The Bay Area Mountain Rescue Unit (BAMRU) is an all-volunteer, non-profit wilderness search and rescue team specializing in operations involving difficult terrain, challenging weather conditions and high altitude. BAMRU is affiliated with the San Mateo County Sheriff’s Office and operates throughout California.

== History ==
Founded in 1971, BAMRU is an independent, 501(c)(3) non-profit organization (Federal ID 23-7098709). It was one of the first search and rescue teams in the state of California to be accredited by the Mountain Rescue Association, gaining full membership status in 1972. The unit's origin was as a small group of primarily climbers.

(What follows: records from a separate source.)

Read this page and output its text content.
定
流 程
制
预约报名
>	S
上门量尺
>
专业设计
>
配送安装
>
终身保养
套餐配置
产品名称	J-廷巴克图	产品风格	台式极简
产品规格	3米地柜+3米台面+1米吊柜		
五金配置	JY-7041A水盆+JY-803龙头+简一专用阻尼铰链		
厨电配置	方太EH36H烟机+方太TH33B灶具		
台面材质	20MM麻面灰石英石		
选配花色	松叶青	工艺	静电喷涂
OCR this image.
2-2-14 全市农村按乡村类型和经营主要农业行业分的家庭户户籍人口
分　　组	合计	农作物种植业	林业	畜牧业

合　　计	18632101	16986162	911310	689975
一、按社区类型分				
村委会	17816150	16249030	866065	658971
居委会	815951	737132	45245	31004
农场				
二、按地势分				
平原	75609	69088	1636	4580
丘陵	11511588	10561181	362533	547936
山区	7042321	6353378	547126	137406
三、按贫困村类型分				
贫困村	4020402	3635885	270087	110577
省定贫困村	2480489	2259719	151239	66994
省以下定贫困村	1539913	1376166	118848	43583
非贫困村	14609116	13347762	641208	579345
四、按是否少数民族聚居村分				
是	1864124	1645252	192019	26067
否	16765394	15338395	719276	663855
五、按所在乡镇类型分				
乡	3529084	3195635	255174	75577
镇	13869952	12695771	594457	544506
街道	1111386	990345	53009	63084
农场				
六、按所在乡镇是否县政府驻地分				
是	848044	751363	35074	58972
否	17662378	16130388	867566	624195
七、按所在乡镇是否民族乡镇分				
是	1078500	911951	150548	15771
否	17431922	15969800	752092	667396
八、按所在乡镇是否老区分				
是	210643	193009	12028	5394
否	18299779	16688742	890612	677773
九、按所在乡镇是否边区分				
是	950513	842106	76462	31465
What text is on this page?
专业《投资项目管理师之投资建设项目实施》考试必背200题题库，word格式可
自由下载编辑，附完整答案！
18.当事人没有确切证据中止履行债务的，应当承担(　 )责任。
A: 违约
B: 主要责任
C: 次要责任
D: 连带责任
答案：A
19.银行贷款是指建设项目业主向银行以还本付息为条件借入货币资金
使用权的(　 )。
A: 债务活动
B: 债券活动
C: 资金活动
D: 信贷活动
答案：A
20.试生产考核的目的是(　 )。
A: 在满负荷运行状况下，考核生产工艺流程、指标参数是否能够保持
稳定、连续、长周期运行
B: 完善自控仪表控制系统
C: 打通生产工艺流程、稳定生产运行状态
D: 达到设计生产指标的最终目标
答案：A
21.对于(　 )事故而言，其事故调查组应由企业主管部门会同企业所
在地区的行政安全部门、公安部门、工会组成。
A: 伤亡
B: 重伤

Currently the unit has varying outdoor skill sets, including mountaineering, skiing, and backpacking.

== Operations & Trainings ==
BAMRU is a part of the San Mateo County Sheriff’s Office, but can be activated for operations anywhere in California.

BAMRU trains in various locations, such as the Santa Cruz mountains, Yosemite, and throughout the Sierra mountains, to prepare for a range of conditions. Generally the unit runs at least one full-weekend training every month. As a Mountain Rescue Association team, BAMRU must undergo annual re-accreditation in the following disciplines: Technical Rock Rescue, Snow and Ice Rescue, and Wilderness Search Management. Some scheduled trainings can be attended by members of the public, after being sworn in by the San Mateo County Sheriff's Office and at the unit's discretion.